Toby laid a hand upon his shoulder.

“I met him outside just now,” said he. “I knew something was wrong. He was white with rage. He could hardly speak. But he says you’re to have the push—that’s all.”

There was absolute silence. With lovable tact, Henry Hope had taken the two boys with him out of the room as soon as he saw that Toby had something private to say. Terence stood against the mantelpiece and stared first at one and then at the other, and Rouse just stood before Toby and looked and looked and looked till he could see nothing at all but a foolish house of cards that had only come into being in the morning, and that now, at the end of the day, lay in a tumbled litter before his eyes.

CHAPTER V
BREAKERS AHEAD

The first significance of it all steadied Rouse in precisely one second, but for the reality of it to make its real impression needed time, and in the silence that followed the truth began to tell upon him.

In the whole history of Harley a Rugger captain elected by the school had never been turned down by the Headmaster.

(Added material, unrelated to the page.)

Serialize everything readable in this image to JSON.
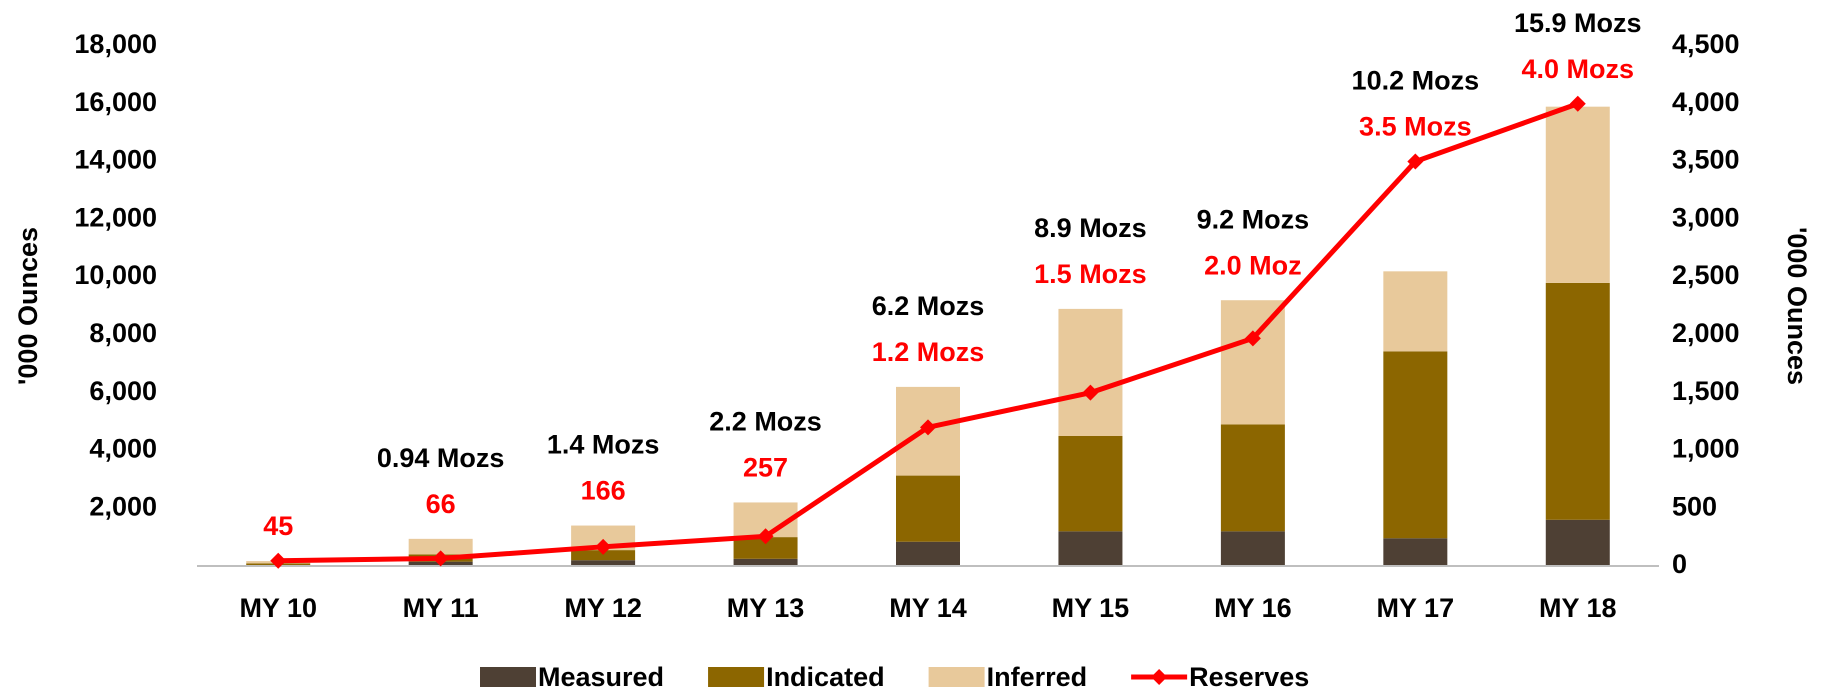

It would be a lasting disgrace. In some way that he did not yet understand he had let down the school. Moreover Rouse had an ideal, and the ideal was not only to be a great fullback, but to be, in the immediate future, a captain worthy to lead the team that Harley was going to have this year. To be told that he was not fit to captain any kind of team at all was no less surprising than having a bottle broken over his head. If it were true, then he might just as well be expelled.

He found himself wondering whether, if this came to pass, fellows would think he were just such another as Slade, who had been captain of cricket when he himself was a junior and whom the Grey Man had sacked. At least Slade had had a chance. To be judged in three days by a man who had never seen him before in his life did not give him a dog’s chance. It seemed pretty incredible that any fellow could be condemned like that, but that the fellow in question should be himself was very nearly unthinkable.

To Toby it was not unthinkable. If he had judged Dr Roe aright the new Head was a man whose first opinion was his last, and who, rather than have to confess himself in the wrong, would stick to a bad judgment against all argument, upholding it through thick and thin to the end. It was clear that he believed in impressing those under him with swift and irrevocable decisions, thereby instilling into them discipline of a kind that made those who had to be judged by him afraid to take their chance, and which consequently kept them on good behaviour.

There was another reason, too, why he would be a very difficult man to quarrel with. He was new to the school, and he was the type of man who would always be able to defeat those who really loved Harley by making the whole school and the school’s good reputation suffer for the misdeeds of any one individual. Something of this foreboding must have shown in Toby’s face, and Rouse saw it. At last he spoke.

“What is it that’s gone wrong, sir?” said he. “Does he really think I’d be a dud as a captain—or is it that he just takes me for a general waster? What is it makes him think it, any way? Surely it’s not just because I bumped into him with a table?... I would have apologised, as a matter of fact, only as I say I thought it was the man who comes to wind up the clocks, and he’s such a disagreeable old bogey that I didn’t trouble.... He ought to have looked where he was going. A man’s got no right to shoot out of the wall just as you’re going by with furniture.”